Selected projects: Optimization and Control for Multi-physics Systems

DFG-Projekt: Charakterisierung und Approximation des Rands der zulässigen Menge (2024-2027)
Die zulässige Menge eines beschränkten Regelkreises besteht aus allen Anfangswerten, für die eine Steuerung existiert, sodass die für das System geltenden Beschränkungen eingehalten werden können. Diese Menge wird in vielen Forschungsgebieten eingesetzt, darunter nachhaltiges Ressourcenmanagement, Epidemien, Energiesysteme und Robotik. Sie spielt zudem eine wichtige Rolle in Stabilitäts- und rekursiven Zulässigkeitsuntersuchungen in modelprädiktiver Regelung (MPC). In diesem Projekt nutzen wir das sogenannte Minimumprinzip aus, welches für spezielle Systemtrajektorien auf dem Rand der zulässigen Menge gilt, um die Menge selbst zu charakterisieren.

MORE-KIBA: Human-understandable, optimal resource and energy management for complex, grid-integrated, biogenic production plants (2025-2028)

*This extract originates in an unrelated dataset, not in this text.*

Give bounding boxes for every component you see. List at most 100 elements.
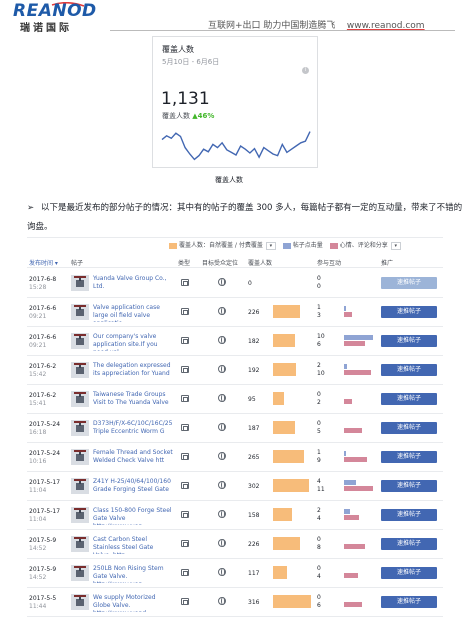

The objective of this study is to utilise artificial intelligence (AI) to elucidate the algorithmic decisions that result in sustainable operation. This will be achieved by employing a biorefinery and an energy grid simulator as exemplars. In periods of limited resources, the optimal functioning of production facilities is imperative. It is evident that proposals for the enhancement of technical processes frequently entail the utilisation of mathematical algorithms. However, these algorithms can often be challenging for operators to comprehension, primarily due to the intricacy of the industrial facilities and the complexity of the algorithmic representations employed. Consequently, the potential for sustainable operation is often overlooked, or technologies are even discarded despite the fact that their optimised operation could lead to considerable short-term savings. The objective of this junior research group is to facilitate the transparency and comprehensibility of algorithmic decisions for the operators of technically complex production systems utilising AI. The approach will be demonstrated using the example of a biochemical production facility integrated with an energy grid simulator. The project is co-financed by tax revenues based on the budget approved by the members of the Saxon State Parliament and by the European Union.

CUBES Circle: Agricultural systems of the future: A closed symbiotic cycle system of modular units with the aim of resource-efficient food production (2019-2028)
In the project CUBES Circle (closed urban modular energy- and resource-efficient agricultural systems), three agricultural production systems - aquaculture, insect production and horticultural plant production - are linked together as a closed-loop system. The organisms utilize the residual materials from the respective other production processes. In this way, the residual materials from one production step become valuable materials again in the next. The CUBES production systems are also digitally networked in order to control and optimize the circulation system.